L’aristo. Il a pour nom Leonardo Frescobaldi, secondé depuis 1991 par cet autre aristo des terroirs, l’œnologue Nicolo D’Afflitto. Plus de 120 ans à fouiller sols et sous-sols, à y planter clones et porte-greffes adéquats, tout ça pour s’apercevoir de quoi ? Que les sols, par exemple de la cuvée Mormoreto, sont tout sauf homogènes de constitution. « On ne peut pas changer les sols et c’est bien pourquoi, entre sables et argiles, j’essaie d’accoucher d’un vin que je souhaite équilibré parce que j’aurai, en amont, effectué les amendements nécessaires à une saine vie organique », lançait D’Afflitto lors d’une verticale du célèbre vin toscan.
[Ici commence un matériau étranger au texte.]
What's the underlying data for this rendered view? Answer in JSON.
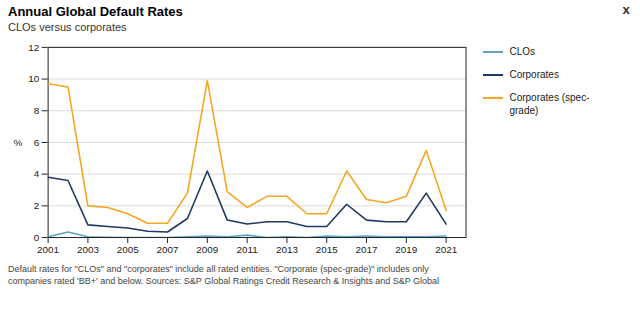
{
  "chart_data": {
    "type": "line",
    "title": "Annual Global Default Rates",
    "subtitle": "CLOs versus corporates",
    "ylabel": "%",
    "x": [
      2001,
      2002,
      2003,
      2004,
      2005,
      2006,
      2007,
      2008,
      2009,
      2010,
      2011,
      2012,
      2013,
      2014,
      2015,
      2016,
      2017,
      2018,
      2019,
      2020,
      2021
    ],
    "series": [
      {
        "name": "CLOs",
        "color": "#5ba3c9",
        "values": [
          0.05,
          0.35,
          0.05,
          0.02,
          0.0,
          0.0,
          0.0,
          0.05,
          0.1,
          0.05,
          0.15,
          0.0,
          0.05,
          0.0,
          0.1,
          0.05,
          0.1,
          0.05,
          0.05,
          0.05,
          0.1
        ]
      },
      {
        "name": "Corporates",
        "color": "#1f3864",
        "values": [
          3.8,
          3.6,
          0.8,
          0.7,
          0.6,
          0.4,
          0.35,
          1.2,
          4.2,
          1.1,
          0.85,
          1.0,
          1.0,
          0.7,
          0.7,
          2.1,
          1.1,
          1.0,
          1.0,
          2.8,
          0.85
        ]
      },
      {
        "name": "Corporates (spec-\ngrade)",
        "color": "#f5a623",
        "values": [
          9.7,
          9.5,
          2.0,
          1.9,
          1.5,
          0.9,
          0.9,
          2.8,
          9.9,
          2.9,
          1.9,
          2.6,
          2.6,
          1.5,
          1.5,
          4.2,
          2.4,
          2.2,
          2.6,
          5.5,
          1.7
        ]
      }
    ],
    "xlim": [
      2001,
      2022
    ],
    "xticks": [
      2001,
      2003,
      2005,
      2007,
      2009,
      2011,
      2013,
      2015,
      2017,
      2019,
      2021
    ],
    "ylim": [
      0,
      12
    ],
    "yticks": [
      0,
      2,
      4,
      6,
      8,
      10,
      12
    ],
    "grid": true,
    "legend": "right",
    "footnote": "Default rates for \"CLOs\" and \"corporates\" include all rated entities. \"Corporate (spec-grade)\" includes only\ncompanies rated 'BB+' and below. Sources: S&P Global Ratings Credit Research & Insights and S&P Global",
    "annotations": [
      "x"
    ]
  }
}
Il y a eu, bien sûr, de petits ajustements sur le plan cépage avec, par exemple, le cabernet sauvignon qui constituait 90 % de la cuvée au début des années 1990 (complété par le sangiovese), alors que prévaut aujourd’hui l’équilibre « médocain » où 60% de cabernet sauvignon mène le bal, bon an, mal an. Si la dégustation de six millésimes de Mormoreto illustrait déjà le haut degré de connivence existant entre sols, cépages et climats, le tout mis en relief par un savoir-faire qui n’a jamais été aussi bien inspiré que maîtrisé, que dire alors des cuvées plus anciennes dont certaines étaient, aux dires de l’œnologue, simplement intemporelles par essence ? « Le 1949 était parfait ! C’est dire qu’en tant qu’œnologue je me suis sérieusement demandé ce que je venais faire là ! Étais-je encore utile à quelque chose ? Je suis presque entré en crise mystique sur mon avenir ! », avouait Nicolo D’Afflitto non sans humour.
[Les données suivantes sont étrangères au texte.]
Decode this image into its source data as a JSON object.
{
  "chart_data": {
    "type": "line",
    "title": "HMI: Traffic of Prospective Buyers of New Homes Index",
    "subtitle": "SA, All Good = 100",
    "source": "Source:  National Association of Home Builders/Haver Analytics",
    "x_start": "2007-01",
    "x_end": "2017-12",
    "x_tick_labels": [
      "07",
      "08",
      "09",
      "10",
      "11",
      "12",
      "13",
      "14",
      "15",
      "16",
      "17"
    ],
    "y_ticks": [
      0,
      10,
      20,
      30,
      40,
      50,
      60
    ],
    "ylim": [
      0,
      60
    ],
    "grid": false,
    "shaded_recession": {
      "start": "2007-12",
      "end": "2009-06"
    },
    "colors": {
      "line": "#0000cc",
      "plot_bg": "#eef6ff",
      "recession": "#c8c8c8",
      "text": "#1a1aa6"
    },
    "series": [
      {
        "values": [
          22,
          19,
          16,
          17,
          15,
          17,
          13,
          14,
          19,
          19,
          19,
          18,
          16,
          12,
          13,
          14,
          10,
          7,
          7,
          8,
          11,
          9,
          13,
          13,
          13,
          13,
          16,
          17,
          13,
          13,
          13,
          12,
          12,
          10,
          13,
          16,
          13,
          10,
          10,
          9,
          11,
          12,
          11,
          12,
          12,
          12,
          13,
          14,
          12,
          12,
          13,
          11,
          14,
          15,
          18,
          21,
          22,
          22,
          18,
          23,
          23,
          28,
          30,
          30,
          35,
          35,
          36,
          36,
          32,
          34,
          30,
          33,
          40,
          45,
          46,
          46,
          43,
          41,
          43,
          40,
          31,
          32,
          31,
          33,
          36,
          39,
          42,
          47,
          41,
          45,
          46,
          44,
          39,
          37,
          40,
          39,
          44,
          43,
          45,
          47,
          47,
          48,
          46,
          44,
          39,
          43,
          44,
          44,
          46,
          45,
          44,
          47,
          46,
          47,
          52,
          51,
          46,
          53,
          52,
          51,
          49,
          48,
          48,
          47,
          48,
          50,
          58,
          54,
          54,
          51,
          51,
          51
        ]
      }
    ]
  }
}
Tout ça pour dire quoi ? Que le Mormoreto 2010, actuellement disponible (62,75 $ — 864512), est à l’image de ces Margaux, Latour, Mouton, Lafite ou Haut-Brion. Comme s’il avait trouvé un sens à sa vie, une vie cherchant ses premières pulsations à même les battements du terroir local et qu’il livre aux sens et à l’intelligence de celles et de ceux qui n’ont pas besoin d’assécher une carafe ou deux pour s’en convaincre. Parfums détaillés, fruité pur et net, style et profondeur, longue chaîne de tanins fins qui prolonge la finale. Quelle classe ! Une grande bouteille. À ce point que je soupçonne ici Nicolo D’Afflitto de travailler au chai avec des salopettes signées… Armani !


Jean Aubry est l’auteur du Guide Aubry 2014. Les 100 meilleurs vins à moins de 25 $ qui paraissait le 3 octobre dernier.